Numeri vicini alla realtà
«Grazie a questo sistema di sorveglianza – ha spiegato Walter Ricciardi, presidente dell’Istituto Superiore di Sanità – abbiamo una dimensione molto più vicina alla realtà relativamente al fenomeno della diffusione di questo patogeno nelle corsie ospedaliere. Disponiamo oggi di un’evidenza che ci impone di farne una priorità di salute pubblica e di mettere in campo tutte le risorse disponibili, economiche e non, in tutti gli ospedali per contrastare questo fenomeno: dall’osservazione puntuale del lavaggio delle mani fino all’istituzione di personale sanitario dedicato al controllo delle infezioni e di figure professionali per guidare un appropriato utilizzo di queste molecole. Essenziale resta il contributo delle Regioni – prosegue Ricciardi – nella segnalazione puntuale del fenomeno per avere un quadro sempre più preciso che ci consenta di fare interventi mirati e comprenderne l’efficacia».

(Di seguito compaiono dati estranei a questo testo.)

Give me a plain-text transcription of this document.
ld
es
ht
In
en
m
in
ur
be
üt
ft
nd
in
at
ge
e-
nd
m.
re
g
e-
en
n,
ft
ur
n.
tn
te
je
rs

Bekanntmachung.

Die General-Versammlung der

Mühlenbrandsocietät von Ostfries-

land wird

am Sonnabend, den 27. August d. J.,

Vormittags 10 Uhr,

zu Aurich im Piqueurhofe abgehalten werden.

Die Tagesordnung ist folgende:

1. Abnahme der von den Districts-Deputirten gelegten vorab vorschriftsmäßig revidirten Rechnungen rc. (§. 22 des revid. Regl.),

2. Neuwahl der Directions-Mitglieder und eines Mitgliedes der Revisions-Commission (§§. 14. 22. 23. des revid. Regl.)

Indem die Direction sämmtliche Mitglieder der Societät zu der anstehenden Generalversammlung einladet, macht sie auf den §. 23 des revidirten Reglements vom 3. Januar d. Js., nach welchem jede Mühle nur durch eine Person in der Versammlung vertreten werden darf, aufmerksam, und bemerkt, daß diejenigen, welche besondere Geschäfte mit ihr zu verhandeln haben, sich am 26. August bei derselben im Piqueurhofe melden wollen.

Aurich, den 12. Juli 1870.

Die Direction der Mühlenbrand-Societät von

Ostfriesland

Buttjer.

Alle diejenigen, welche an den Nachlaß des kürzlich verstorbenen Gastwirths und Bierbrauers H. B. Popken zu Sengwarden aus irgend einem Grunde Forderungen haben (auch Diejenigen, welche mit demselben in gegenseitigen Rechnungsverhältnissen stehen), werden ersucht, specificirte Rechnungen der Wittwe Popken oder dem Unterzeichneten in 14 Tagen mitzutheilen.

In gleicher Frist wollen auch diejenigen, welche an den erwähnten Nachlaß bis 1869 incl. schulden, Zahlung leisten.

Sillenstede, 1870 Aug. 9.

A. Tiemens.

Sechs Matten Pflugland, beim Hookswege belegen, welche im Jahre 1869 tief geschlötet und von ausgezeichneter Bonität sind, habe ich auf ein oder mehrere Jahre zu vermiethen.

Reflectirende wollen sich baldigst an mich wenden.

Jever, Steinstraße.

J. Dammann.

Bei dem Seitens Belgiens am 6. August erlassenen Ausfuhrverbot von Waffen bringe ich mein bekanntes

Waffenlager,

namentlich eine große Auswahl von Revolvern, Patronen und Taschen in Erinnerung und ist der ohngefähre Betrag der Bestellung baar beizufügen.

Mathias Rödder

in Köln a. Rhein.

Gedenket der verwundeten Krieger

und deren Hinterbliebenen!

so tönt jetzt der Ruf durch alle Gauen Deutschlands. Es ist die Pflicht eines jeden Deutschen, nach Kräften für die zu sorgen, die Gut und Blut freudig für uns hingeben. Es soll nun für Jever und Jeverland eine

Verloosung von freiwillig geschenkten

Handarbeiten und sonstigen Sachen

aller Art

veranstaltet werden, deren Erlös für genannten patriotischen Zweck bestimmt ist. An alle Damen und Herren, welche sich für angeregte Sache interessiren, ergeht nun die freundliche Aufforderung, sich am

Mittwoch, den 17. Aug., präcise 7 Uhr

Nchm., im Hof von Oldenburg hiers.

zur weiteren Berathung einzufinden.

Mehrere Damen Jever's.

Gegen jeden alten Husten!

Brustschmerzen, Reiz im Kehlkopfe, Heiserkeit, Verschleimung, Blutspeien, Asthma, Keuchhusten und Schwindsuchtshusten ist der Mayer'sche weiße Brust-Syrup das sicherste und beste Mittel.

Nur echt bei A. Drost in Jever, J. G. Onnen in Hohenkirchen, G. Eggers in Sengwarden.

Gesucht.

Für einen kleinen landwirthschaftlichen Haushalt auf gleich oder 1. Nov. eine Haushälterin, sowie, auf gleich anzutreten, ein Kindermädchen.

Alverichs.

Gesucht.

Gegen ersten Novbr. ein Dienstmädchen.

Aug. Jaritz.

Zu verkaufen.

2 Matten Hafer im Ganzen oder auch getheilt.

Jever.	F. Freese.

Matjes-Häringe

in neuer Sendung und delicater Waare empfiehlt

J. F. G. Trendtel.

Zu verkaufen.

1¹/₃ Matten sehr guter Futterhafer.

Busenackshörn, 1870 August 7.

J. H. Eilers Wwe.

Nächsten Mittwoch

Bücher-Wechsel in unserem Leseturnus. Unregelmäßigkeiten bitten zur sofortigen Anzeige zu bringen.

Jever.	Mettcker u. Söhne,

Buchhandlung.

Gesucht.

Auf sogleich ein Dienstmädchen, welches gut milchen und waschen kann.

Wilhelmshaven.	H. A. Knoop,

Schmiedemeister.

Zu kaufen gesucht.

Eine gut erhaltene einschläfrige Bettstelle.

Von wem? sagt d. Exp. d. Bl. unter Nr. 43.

Quando gli antibiotici mancano
Le infezioni divengono preoccupanti e gravi proprio quando mancano i farmaci per curarle. Questo avviene soprattutto per alcuni tipi di batteri, come gli Enterobatteri resistenti ai carbapenemi – che sono gli antibiotici di ultima risorsa, contro i quali gli antibiotici efficaci sono limitatissimi o mancano del tutto, prosegue la nota del Ministero. In questi casi, un’arma di difesa primaria è l’igiene delle mani, per limitare i contagi. Ma è chiaro che questo non è sufficiente. Tra le infezioni da batteri resistenti, le batteriemie sono di certo quelle più gravi e le più letali.
Le temibili batteriemie
Le gravi batteriemie, nella gran parte dei casi zono causate dal Klebsiella pneumoniae. Questo genere di infezioni resistenti sono ormai divenute un fenomeno drammatico, la cui ampiezza si allarga di giorno in giorno. Tenuto anche conto che i casi di batteriemia sono probabilmente sottostimati, a causa della mancata notificazione da parte di alcune regioni e aree geografiche. La mortalità associata questo batterio è di almeno il 30%. Il Klebsiella pneumoniae, è un batterio che genera un enzima chiamato KPC, ed è causa di infezioni urinarie e polmoniti, oltre alle batteriemie. «La resistenza agli antibiotici carbapenemi – sottolinea la nota del Ministero – è spesso associata a resistenza ad altre classi di antibiotici, compresa la colistina, un vecchio antibiotico rispolverato come rimedio estremo contro questi batteri resistenti a quasi tutti gli antibiotici. Per questo l’OMS ha classificato questi batteri tra quelli critici ad altissima priorità per lo sviluppo di nuovi antibiotici».
Italia iperendemica
Dopo la Grecia, che detiene il primato per l’incidenza delle infezioni resistenti rispetto alle giornate di degenza, l’Italia si piazza al secondo posto. Secondo gli esperti, il nostro è un Paese che può essere considerato ‘iperendemico’, secondo i dati dello studio EuSCAPE, pubblicato su Lancet Infectious Diseases. Lo studio, al quale l’Italia ha partecipato col coordinamento dell’ISS, traccia l’epidemiologia pan-europea di queste infezioni, rivelando che in Europa non siamo di certo tra i più virtuosi in fatto di infezioni e batteriemie. Per difendersi da queste infezioni è bene mantenere una scrupolosa igiene dopo essere stati in una struttura sanitaria o ospedale. Se si è venuti in contatto con persone malate, con oggetti o supellettili o altro è bene lavarsi accuratamente le mani. Altra difesa è mantenere attivo e sano il sistema immunitario ed evitare nel tempo l'abuso di antibiotici che possono predisporre a una resistenza.